Die mentale Verfassung der Menschen in den vom Kohlebergbau betroffenen Dörfern war erschütternd; sie waren verzweifelt und gelähmt vom Gefühl der Ohnmacht aufgrund des in vielen Fällen rücksichtslosen Verhaltens der Bergbaukonzerne. Sie litten unter den Folgen des Kohleabbaus: Staub, Lärm, Wasserknappheit und den daraus resultierenden Ernteeinbußen sowie dem drohenden Verlust ihres Lebensraumes. Noch dazu war den Menschen überall das Zusammengehörigkeitsgefühl abhanden gekommen. Die Konzerne hatten die Dorfgemeinschaften erfolgreich geschwächt oder zerstört. Organisierter Widerstand war aus dieser Verfassung heraus nicht möglich, jede Familie kämpfte angesichts der existenziellen Bedrohung um das eigene Überleben. Auf Unterstützung seitens staatlicher Institutionen konnten die Menschen nicht hoffen. Im Gegenteil: Der Präsident Kolumbiens, Juan Manuel Santos, bezeichnete die Bergbauindustrie als Lokomotive für die Entwicklung Kolumbiens. Sondereinheiten der kolumbianischen Armee wurden in den Abbaugebieten stationiert, um den reibungslosen Betrieb der Kohleminen zu gewährleisten.

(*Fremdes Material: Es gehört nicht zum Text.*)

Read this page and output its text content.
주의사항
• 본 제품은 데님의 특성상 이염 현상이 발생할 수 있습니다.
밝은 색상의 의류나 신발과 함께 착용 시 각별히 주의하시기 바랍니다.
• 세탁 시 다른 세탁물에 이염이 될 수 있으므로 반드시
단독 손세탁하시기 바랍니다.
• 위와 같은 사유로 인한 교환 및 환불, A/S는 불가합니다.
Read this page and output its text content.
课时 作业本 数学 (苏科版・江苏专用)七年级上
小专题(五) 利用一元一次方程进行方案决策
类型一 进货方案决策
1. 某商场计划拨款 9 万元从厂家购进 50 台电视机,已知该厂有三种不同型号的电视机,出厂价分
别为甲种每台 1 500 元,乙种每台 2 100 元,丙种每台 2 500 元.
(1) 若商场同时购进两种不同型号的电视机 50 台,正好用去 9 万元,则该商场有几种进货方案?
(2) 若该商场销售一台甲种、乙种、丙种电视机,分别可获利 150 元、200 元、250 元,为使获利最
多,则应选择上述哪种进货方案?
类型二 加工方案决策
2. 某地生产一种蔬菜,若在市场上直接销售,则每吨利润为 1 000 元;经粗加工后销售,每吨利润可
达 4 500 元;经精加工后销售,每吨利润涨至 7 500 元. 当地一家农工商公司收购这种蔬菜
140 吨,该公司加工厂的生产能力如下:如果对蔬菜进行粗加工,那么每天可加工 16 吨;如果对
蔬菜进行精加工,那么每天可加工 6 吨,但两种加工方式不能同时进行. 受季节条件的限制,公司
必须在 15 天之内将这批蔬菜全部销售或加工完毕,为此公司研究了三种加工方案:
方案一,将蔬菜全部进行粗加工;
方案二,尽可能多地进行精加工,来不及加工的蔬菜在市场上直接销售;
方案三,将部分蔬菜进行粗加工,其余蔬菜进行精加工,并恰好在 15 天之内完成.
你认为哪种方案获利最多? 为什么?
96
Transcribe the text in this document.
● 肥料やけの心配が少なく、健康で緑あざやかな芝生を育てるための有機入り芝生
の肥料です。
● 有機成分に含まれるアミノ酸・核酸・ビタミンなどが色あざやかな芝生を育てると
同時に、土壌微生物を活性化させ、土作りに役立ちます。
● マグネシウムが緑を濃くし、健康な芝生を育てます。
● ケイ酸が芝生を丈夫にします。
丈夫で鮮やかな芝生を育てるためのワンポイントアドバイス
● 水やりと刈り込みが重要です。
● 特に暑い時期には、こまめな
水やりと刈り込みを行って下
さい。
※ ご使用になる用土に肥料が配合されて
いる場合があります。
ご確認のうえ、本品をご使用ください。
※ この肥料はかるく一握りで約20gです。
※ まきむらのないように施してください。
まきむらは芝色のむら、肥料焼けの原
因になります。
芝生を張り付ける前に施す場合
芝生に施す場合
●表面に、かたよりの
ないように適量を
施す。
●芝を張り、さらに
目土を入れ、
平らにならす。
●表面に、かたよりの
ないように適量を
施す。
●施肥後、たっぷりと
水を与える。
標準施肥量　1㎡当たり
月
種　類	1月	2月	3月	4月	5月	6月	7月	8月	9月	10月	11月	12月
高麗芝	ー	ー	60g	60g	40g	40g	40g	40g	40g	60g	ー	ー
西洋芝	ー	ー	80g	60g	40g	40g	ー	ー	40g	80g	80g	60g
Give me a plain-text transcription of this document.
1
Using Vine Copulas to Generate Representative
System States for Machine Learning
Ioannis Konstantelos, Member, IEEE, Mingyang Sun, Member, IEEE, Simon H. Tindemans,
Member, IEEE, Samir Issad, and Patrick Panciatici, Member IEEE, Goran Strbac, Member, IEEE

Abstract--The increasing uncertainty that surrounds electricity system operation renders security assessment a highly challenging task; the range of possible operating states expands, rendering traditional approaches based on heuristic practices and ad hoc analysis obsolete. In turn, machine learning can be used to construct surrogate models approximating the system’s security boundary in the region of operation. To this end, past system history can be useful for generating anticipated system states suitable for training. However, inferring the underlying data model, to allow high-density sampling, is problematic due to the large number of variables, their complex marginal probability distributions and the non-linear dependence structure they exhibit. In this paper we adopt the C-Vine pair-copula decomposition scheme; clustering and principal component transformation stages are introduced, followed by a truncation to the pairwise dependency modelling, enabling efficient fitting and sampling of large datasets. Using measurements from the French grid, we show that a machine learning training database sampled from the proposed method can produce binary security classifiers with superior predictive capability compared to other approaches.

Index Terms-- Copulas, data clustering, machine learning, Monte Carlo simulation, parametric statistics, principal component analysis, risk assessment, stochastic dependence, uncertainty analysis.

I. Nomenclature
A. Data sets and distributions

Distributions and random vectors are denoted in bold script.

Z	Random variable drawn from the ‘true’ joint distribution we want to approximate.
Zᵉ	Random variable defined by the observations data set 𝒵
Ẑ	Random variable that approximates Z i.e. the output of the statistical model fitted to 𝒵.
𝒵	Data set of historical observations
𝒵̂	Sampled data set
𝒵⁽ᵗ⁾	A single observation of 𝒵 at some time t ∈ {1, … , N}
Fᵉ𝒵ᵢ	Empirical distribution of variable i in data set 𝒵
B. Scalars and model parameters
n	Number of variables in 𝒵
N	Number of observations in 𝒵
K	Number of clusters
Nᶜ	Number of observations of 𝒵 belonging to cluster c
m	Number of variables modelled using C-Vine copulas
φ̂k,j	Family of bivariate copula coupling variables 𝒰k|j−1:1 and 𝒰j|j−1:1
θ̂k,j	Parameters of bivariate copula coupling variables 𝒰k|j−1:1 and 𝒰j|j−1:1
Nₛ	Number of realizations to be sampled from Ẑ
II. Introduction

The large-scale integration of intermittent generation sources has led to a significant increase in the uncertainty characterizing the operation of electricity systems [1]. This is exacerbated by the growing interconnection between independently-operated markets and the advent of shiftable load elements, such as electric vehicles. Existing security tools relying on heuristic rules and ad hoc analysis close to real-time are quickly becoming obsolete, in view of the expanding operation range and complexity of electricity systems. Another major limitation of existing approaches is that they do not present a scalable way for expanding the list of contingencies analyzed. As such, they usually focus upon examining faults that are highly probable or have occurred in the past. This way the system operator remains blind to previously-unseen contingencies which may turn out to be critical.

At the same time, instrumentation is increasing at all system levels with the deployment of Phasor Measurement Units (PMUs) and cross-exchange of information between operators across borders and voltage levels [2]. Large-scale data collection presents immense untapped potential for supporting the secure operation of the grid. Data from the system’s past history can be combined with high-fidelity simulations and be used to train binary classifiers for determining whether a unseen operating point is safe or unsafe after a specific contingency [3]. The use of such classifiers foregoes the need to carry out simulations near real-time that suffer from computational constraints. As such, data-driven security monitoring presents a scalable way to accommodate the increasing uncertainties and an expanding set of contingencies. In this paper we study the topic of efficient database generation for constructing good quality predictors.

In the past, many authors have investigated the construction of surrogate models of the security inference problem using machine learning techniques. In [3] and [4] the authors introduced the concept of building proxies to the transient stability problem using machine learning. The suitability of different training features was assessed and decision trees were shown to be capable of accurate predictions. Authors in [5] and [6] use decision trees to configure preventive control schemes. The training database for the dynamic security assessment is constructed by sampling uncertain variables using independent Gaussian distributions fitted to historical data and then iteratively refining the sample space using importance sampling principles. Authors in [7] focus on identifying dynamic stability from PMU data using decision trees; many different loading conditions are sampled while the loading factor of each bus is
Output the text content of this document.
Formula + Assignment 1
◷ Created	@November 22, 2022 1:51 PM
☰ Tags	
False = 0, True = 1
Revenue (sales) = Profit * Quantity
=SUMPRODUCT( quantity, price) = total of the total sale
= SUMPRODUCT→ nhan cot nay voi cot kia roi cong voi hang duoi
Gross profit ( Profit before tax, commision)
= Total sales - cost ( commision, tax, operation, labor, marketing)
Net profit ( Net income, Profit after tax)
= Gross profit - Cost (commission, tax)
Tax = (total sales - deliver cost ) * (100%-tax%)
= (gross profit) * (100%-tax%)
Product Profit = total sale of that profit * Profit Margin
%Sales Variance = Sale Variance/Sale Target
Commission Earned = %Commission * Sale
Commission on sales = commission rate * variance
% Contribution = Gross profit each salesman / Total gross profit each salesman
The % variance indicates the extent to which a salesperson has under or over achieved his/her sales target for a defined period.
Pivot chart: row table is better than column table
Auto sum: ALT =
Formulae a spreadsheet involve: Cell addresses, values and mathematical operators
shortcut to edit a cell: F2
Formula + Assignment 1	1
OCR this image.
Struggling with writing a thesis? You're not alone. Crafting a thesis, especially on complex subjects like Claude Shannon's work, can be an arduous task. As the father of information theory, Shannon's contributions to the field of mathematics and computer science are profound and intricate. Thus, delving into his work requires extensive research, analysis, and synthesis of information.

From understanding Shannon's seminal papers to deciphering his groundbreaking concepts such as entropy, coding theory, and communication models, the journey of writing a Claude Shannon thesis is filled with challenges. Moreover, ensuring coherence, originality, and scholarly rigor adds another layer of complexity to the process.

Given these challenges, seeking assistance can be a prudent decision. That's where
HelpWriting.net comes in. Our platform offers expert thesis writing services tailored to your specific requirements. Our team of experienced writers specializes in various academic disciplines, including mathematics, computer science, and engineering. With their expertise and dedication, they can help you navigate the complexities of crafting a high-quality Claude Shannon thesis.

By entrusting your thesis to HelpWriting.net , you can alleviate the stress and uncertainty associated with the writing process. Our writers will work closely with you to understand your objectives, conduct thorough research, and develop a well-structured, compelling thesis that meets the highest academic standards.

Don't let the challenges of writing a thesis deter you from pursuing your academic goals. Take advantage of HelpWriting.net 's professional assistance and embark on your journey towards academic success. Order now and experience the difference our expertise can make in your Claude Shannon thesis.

Tamaquito befand sich in der gleichen Bedrohungslage wie die übrigen Dörfer. Hier war die Stimmung jedoch völlig anders. Es gab keine Anzeichen von Resignation. Die Gemeinschaft wirkte stark, selbstbewusst, und wurde von einem jungen Mann angeführt, der eine unaufdringliche Autorität und Souveränität ausstrahlte. Wodurch gelang es den Menschen hier, die Integrität ihrer Gemeinschaft zu bewahren und mit den Vertretern des Bergbaukonzerns offenbar auf Augenhöhe zu verhandeln? Ich hatte eine kleine Recherchekamera dabei, die ich in Tamaquito mit dem Bewusstsein einsetzte: Das ist der Ort, an dem der Film entstehen soll. Am Ende des nur etwa drei Stunden währenden Besuchs der Reisegruppe fragte ich Jairo Fuentes, den jungen Anführer, ob er sich vorstellen könnte, dass wir den Umsiedlungsprozess von Tamaquito filmisch begleiten. Das müsse die Vollversammlung der Gemeinschaft entscheiden, war seine Antwort. Er sagte auch: „Ich sehe aber kein Problem darin. Wir beide kämpfen den gleichen Kampf.“ Mit diesen Worten verabschiedeten wir uns im September 2011.
Die Vollversammlung von Tamaquito gab ihre Zustimmung. Es dauerte mehr als ein Jahr, bis der Film inhaltlich entwickelt und weitgehend finanziert war. Im Januar 2013 konnten die Dreharbeiten in Tamaquito schließlich beginnen.